La primavera mediterranea per Marco Castello
Un’evoluzione simile a quella avvenuta nella sua terra. «Se consideriamo tutto quello che sta uscendo e venendo fuori dalla Sicilia o dal Sud in generale, è altrettanto ricca la situazione». L’avanzare di generi e artisti che prima sarebbero rimasti nelle retrovie della scena italiana si deve, per Castello, al cambio di passo del mercato discografico. «Semplicemente fa un po’ più di notizia il meridione perché forse finora, a parte veramente due o tre nomi, non c’era niente che venisse da qui; o comunque, anche se c’era, faceva fatica a venire fuori. Quello che prima era indipendente e underground rimaneva underground. Mentre adesso a cominciare dall’indie, diventato un nuovo pop, è molto più facile diventare un prodotto più in vista rispetto a chi magari quindici anni fa sarebbe rimasto sconosciuto».

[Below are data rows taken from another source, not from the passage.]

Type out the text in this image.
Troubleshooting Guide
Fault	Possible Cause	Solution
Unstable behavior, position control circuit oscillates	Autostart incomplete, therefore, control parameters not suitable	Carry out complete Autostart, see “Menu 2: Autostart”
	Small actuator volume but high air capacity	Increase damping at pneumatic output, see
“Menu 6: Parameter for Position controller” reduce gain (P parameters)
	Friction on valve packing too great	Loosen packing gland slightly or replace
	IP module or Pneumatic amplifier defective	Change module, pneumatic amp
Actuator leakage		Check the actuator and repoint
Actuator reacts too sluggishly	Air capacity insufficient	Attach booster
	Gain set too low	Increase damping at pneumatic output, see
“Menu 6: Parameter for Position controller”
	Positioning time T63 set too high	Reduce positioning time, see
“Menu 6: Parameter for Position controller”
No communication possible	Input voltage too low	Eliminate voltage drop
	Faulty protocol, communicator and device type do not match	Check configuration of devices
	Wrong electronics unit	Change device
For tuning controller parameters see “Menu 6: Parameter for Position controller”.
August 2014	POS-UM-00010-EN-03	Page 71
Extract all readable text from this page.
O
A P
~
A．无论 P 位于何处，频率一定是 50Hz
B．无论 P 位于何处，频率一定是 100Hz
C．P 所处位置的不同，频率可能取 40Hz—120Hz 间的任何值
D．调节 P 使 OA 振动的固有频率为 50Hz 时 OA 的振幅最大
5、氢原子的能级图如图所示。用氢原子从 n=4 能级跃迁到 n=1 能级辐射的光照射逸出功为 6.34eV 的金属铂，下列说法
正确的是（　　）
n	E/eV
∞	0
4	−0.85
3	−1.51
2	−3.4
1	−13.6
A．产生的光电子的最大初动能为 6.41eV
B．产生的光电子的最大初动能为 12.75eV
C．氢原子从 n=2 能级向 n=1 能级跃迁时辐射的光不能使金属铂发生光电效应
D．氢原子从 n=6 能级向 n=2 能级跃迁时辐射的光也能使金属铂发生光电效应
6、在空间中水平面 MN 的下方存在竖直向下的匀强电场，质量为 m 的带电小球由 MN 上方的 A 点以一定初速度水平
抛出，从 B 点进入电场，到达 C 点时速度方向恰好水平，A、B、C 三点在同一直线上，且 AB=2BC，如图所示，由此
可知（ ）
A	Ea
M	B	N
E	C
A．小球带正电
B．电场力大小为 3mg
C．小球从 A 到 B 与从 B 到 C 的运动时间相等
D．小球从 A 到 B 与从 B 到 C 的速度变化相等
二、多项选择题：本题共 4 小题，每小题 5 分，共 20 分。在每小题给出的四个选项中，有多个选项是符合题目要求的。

Guardare al Sud è diventata una tendenza ormai consolidata per chi cerca ispirazione o per i semplici ascoltatori. Una sorta di nuovo estro culturale e sociale che può degenerare in un’appropriazione indebita, soprattutto sul piano turistico. «Di base, ognuno potrebbe stare benissimo a casa sua. La questione dell’invasione nordica, in questo momento, è un problema enorme». Lo stesso vale per l’ambito musicale: «Anche a livello artistico è fondamentale raccontare sé stessi: secondo me, non bisognerebbe andare a trovare qualcosa altrove. Quello che devi cercare per essere credibile ce l’hai dentro di te. Poi è chiaro che collaborazioni e amicizie vanno fatte e si portano dietro a prescindere da dove sei nato, ma è una questione extra-territoriale». E allora largo alle nuove leve che si fanno spazio dalla propria terra, come Marco Castello. Senza però calpestarne le radici.